#Design practices
- Industrial design. The professional service of creating and developing concepts and specifications that optimize the function, value, and appearance of products and systems for the mutual benefit of both user and manufacturer (from the Industrial Design Society of America’s website).
- Interaction design. The focus is upon how people interact with technology. The goal is to enhance people’s understanding of what can be done, what is happening, and what has just occurred. Interaction design draws upon principles of psychology, design, art, and emotion to ensure a positive, enjoyable experience.
- Experience design. The practice of designing products, processes, services, events, and environments with a focus placed on the quality and enjoyment of the total experience.
#Discoverability and understanding are two of the most important characteristics of good design
Discoverability results from appropriate application of five fundamental psychological concepts:
- Affordances
- Signifiers
- Constraints
- Mapping
- Feedback
Affordance refers to the relationship between a physical object and a person. It’s the possible interaction between people and the environment. Some affordances are perceivable, others are not. If an affordance cannot be perceived, its presence needs to be signaled by a signifier.
The difference between affordances and signifiers are that affordance determine what actions are possible, while signifiers communicate where the action should take place.
#On affordances
Affordance is a UI which has the expectation of the interaction embedded in it. Affordances represent the possibilities for how a person can interact with something.
The term affordance refers to the relationship between an object and a person. A chair affords support, and therefore affords sitting.
Affordances are visual clues in an object’s design that suggest how we can use it. Affordances are the meat and potatoes of a visual user interface:
- A flat plate mounted on a door affords pushing.
- Knobs afford turning, pushing, and pulling.
- Slots are for inserting things into.
- Balls are for throwing or bouncing.
Perceived affordances help people figure out what actions are possible without labels or instructions. Affordances are relationships, not properties.
#Signifiers communicate interactions in your design
Signifiers signal things. Particularly what actions are possible and how they should be done. Signifiers can be signs, labels, and drawings placed in the world, such as the signs labeled “push,” “pull,” or “exit” on doors, or arrows and diagrams indicating what is to be acted upon or in which direction to gesture, or other instructions. Signifiers must be perceivable, otherwise they fail to function. Signifiers communicate how to use a design. Think about the bars on doors. People fleeing a fire would die if they encountered exit doors that opened inward, because they would keep trying to push them outward, and when that failed, they would push harder.
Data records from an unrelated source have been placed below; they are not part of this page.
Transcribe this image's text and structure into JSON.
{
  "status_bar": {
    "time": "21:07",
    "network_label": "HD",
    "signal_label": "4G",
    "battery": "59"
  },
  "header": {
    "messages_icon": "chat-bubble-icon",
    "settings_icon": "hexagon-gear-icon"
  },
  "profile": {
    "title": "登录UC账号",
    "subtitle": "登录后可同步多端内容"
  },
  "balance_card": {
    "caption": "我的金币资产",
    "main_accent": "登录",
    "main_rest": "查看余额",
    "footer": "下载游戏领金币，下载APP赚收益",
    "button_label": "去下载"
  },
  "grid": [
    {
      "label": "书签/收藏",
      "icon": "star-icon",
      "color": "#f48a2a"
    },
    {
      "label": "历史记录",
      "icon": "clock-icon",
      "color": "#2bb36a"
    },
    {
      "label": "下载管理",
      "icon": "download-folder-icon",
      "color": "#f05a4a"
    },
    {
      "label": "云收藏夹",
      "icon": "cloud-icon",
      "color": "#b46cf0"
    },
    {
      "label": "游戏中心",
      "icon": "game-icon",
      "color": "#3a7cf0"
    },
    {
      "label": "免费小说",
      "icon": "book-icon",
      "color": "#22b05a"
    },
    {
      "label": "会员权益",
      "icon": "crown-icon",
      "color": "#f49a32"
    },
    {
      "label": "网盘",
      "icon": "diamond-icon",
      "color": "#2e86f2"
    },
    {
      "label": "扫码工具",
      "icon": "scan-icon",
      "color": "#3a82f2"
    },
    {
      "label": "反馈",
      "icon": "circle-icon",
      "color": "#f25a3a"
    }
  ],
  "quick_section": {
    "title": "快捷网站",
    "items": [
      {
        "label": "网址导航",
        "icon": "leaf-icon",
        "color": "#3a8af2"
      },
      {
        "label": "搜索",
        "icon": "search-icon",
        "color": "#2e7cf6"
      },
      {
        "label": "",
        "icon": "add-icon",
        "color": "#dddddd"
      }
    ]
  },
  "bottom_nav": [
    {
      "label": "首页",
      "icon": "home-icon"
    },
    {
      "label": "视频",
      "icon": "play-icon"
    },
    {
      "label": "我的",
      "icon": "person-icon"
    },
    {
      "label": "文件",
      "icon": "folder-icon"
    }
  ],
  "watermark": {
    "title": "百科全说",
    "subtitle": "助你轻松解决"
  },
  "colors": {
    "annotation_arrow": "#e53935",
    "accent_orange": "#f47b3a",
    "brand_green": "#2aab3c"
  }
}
The proper design is to change the design of doors so that they open when pushed.
#Provide appropriate feedback in your design
Ever watch people at an elevator repeatedly push the “Up” button, or repeatedly push the pedestrian button at a street crossing? Ever drive to a traffic intersection and wait an inordinate amount of time for the signals to change, wondering all the time whether the detection circuits noticed your vehicle (a common problem with bicycles)?
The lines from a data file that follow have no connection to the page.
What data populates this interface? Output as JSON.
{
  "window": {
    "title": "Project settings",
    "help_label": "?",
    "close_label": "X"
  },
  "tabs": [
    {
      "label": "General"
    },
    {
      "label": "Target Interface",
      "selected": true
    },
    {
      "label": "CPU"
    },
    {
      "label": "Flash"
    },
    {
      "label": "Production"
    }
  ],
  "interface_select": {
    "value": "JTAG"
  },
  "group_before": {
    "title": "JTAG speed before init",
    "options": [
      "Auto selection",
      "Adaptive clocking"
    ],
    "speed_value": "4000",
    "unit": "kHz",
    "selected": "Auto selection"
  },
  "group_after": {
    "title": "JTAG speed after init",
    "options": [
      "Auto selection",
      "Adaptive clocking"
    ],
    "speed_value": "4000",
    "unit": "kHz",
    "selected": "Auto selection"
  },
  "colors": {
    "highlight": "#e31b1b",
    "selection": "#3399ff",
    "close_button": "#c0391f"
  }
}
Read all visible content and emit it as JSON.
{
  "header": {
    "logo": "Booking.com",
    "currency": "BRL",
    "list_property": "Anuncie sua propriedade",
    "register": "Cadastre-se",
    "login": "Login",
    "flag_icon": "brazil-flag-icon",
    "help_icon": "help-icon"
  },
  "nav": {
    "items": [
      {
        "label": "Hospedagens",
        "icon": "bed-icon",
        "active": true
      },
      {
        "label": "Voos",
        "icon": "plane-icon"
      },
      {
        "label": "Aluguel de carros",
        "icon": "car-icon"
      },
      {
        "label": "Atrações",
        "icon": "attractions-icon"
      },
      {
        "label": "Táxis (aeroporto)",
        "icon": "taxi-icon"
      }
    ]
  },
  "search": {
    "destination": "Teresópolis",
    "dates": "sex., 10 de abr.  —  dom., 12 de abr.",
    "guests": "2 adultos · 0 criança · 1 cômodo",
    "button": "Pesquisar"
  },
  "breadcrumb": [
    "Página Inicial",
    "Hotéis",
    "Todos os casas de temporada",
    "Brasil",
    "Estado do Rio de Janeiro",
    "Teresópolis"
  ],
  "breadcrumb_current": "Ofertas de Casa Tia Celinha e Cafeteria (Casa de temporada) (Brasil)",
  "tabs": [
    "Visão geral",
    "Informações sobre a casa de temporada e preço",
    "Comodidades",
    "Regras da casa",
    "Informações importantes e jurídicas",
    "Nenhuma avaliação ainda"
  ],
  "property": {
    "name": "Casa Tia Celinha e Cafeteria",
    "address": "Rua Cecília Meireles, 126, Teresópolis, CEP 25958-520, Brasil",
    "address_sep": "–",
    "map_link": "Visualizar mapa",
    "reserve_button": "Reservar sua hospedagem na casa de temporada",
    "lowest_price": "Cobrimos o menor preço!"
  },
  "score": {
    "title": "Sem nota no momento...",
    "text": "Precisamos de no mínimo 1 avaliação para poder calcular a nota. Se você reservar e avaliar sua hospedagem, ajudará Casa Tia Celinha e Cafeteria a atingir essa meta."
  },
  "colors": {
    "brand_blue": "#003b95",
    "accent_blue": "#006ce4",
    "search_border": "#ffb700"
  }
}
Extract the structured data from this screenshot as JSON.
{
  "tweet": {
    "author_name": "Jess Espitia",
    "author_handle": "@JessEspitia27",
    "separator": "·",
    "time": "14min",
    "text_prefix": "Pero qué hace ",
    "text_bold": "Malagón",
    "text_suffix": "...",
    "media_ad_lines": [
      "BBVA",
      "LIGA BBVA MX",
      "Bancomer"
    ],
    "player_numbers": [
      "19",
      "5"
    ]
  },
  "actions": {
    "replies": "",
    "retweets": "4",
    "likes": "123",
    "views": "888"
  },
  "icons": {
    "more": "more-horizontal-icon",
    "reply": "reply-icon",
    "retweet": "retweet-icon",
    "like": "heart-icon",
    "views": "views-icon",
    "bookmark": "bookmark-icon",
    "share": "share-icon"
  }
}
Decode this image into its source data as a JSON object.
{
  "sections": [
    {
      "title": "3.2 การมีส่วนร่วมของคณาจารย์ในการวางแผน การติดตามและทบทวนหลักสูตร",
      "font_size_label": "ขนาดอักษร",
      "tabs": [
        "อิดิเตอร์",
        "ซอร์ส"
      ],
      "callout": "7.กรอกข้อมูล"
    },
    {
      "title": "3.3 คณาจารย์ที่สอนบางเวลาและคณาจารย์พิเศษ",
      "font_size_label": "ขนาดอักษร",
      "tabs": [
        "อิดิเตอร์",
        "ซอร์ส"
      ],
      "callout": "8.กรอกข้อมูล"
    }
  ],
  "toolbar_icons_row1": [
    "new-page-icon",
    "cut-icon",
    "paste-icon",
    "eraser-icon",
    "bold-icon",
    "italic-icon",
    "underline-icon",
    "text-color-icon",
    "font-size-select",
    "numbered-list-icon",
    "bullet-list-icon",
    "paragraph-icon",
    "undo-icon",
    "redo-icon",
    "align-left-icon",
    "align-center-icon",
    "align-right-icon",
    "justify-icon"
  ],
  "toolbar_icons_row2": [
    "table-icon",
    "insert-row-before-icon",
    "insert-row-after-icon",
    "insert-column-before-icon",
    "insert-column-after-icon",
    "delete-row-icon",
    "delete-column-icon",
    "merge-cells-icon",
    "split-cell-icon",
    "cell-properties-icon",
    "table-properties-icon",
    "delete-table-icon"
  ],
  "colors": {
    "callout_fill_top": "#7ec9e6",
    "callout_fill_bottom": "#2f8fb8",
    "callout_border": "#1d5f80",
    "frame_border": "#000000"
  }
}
What is missing in all these cases is feedback: some way of letting you know that the system is working on your request.
Hospital operating rooms, emergency wards. Nuclear power control plants. Airplane cockpits. All can become confusing, irritating, and life-endangering places because of excessive feedback, excessive alarms, and incompatible message coding. Feedback is essential, but it has to be done correctly. Appropriately.
#How does the system image of your product look like?
How do we form an appropriate conceptual model for the devices we interact with? We cannot talk to the designer, so we rely upon whatever information is available to us: what the device looks like, what we know from using similar things in the past, what was told to us in the sales literature, by salespeople and advertisements, by articles we may have read, by the product website and instruction manuals. This combined information available to us we can call the system image. Good conceptual models are the key to understandable, enjoyable products: good communication is the key to good conceptual models.